Film & TV

Full Time’s Everywoman Superwoman

Laure Calamy in Full Time (Music Box Films/via Facebook)
The riveting Laure Calamy stars in a timely supply-chain drama.

Laure Calamy is the very best thing about Full Time (À plein temps), one of those observational French films that downplays politics for humanism — something American filmmakers seem unable to do. Calamy recently received a César nomination for this splendid portrayal of Julie Roy, a stressed, divorced white woman raising two toddlers despite a distant, deadbeat ex-husband who’s behind on his child-support payments. “You used to be funny,” a friend reminds her. “I know one person who doesn’t think so,” Julie responds. Yet, she conscientiously maintains her job as the head chambermaid at a five-star Parisian hotel.

There’s no grandstanding in Calamy’s Julie or in writer-director Éric Gravel’s presentation of her responsible resourcefulness — what American media hacks would call a “feminist hero.” Julie’s authenticity avoids social correctness; she achieves plain, recognizable motherhood, recalling the conflicted emotions in the song “Superwoman,” by ’90s R&B singer Karyn White. In a new kind of realism, Gravel chronicles Julie’s daily activities by concentrating on the wily and unafraid actions of a modern, alert being. And Calamy fulfills the concept with the same naturalness she displayed in last year’s My Donkey, My Lover & I.

Calamy needs a breakthrough hit to establish the level of celebrity of her compatriot predecessors Catherine Deneuve, Isabelle Huppert, Isabelle Adjani, Fanny Ardant, and Sandrine Bonnaire. Not yet an art-movie icon, Calamy conveys a sensibility that progressive Hollywood has been reluctant to define, although this movie might begin that process. She can be spontaneously crestfallen, like Diane Keaton at her most irresistibly candid. Calamy is less quirky and more quotidian and has a quick smile. It is the charm that Jennifer Aniston, Rachel McAdams, and Lady Gaga have been unable to put on the screen. Meryl Streep would kill to achieve the honesty of the mirror scene where Julie fights tears while making up her face. Gravel ingeniously uses Calamy’s commonplace attractiveness as the foundation of his social analysis; he mirrors Maurice Pialat’s no-makeup look.

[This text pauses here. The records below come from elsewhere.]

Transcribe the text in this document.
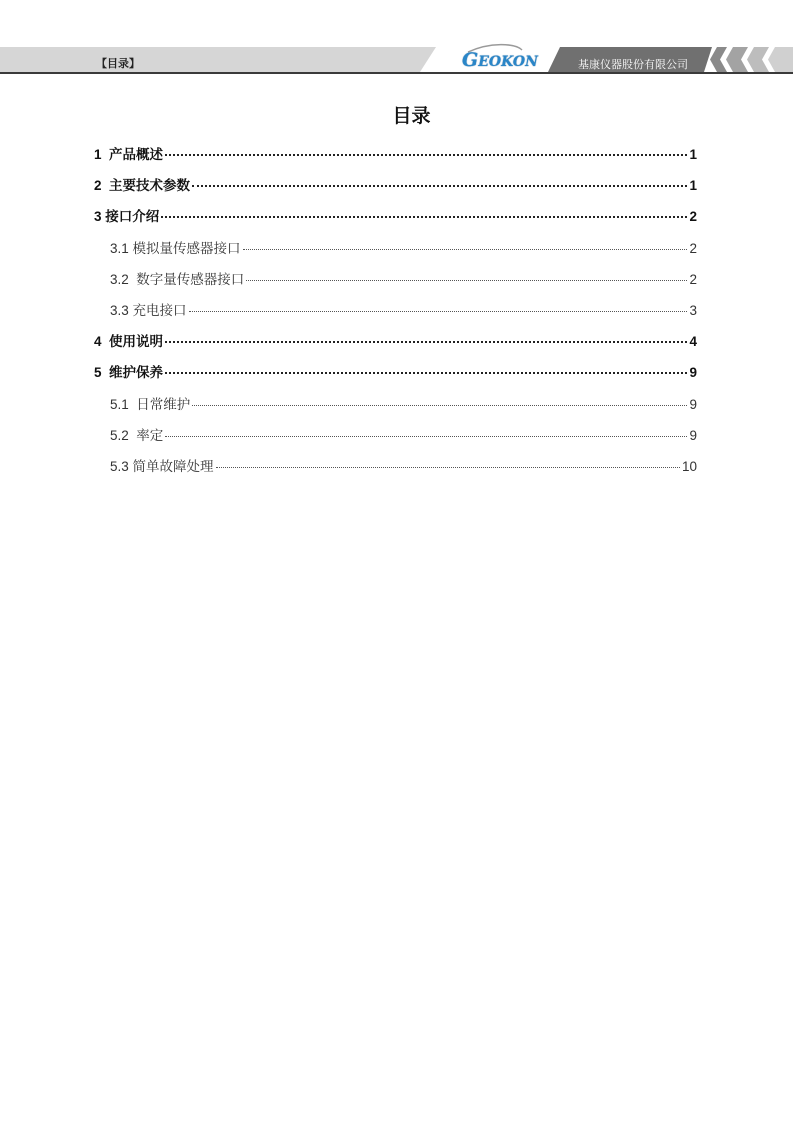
【目录】	GEOKON	基康仪器股份有限公司
目录
1 产品概述	1
2 主要技术参数	1
3 接口介绍	2
3.1 模拟量传感器接口	2
3.2 数字量传感器接口	2
3.3 充电接口	3
4 使用说明	4
5 维护保养	9
5.1 日常维护	9
5.2 率定	9
5.3 简单故障处理	10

Julie’s story takes place on the periphery of a national strike; she goes to work braving protests that delay her daily commute. Full Time studies the economics of working-class life but blessedly avoids the politics of social status. Instead, Gravel focuses on quotidian rhythms. This movie is as fast-paced and nervous as the action film Run, Lola, Run, but Julie doesn’t participate in a banal crime plot. Gravel and Calamy show us the average tensions of performing a job, dealing with co-workers’ temperaments and their hygiene, loving and contending with one’s children (an impatient daughter and annoying son who make recognizable demands).

Gravel’s discerning, to-the-point style is more expressive than the female stories in Tár or the tedious, unfocused Aftersun. He answers the old complaint that housework and motherhood are not valued the same as non-domestic careers. Julie knows her “career” potential and views it as a way of fulfilling her family duties. This attitude is unique for the millennium. Gravel and Calamy recall the beauty of Irvin Kershner and Barbra Streisand’s Up the Sandbox (1972), a rare politically conscious anti-abortion movie that extolled the pleasures and anxieties of womanhood but now is a forgotten classic of the American cinema renaissance of the 1970s.

Full Time implies an individual’s moral and socioeconomic preoccupation, evoking the 2018 Yellow Jackets protests in which French workers rebelled against the taxation that disproportionately afflicted common citizens like Julie. Gravel refrains from political specificity, but you feel the pressure of that populist movement when Julie hitchhikes to get to work on time (she can see the distant city smoldering as she approaches). “You never stop,” Julie advises a colleague. She fixes her erratic gas boiler at home and then relies on neighborliness that briefly rises into cross-ethnic desire with an amiable, multitasking black Frenchman, Vincent (Cyril Gueï).

Because the politics of labor and opportunity now strain and divide the culture, Full Time may move Americans as the supply-chain drama Hollywood ignores. The moment when Julie realizes her good fortune — Calamy’s sudden intake of breath is also an intake of hope — she faces her fate. She’s with her children in the middle of Jardin d’Acclimatation, an amusement park. This is real existentialism.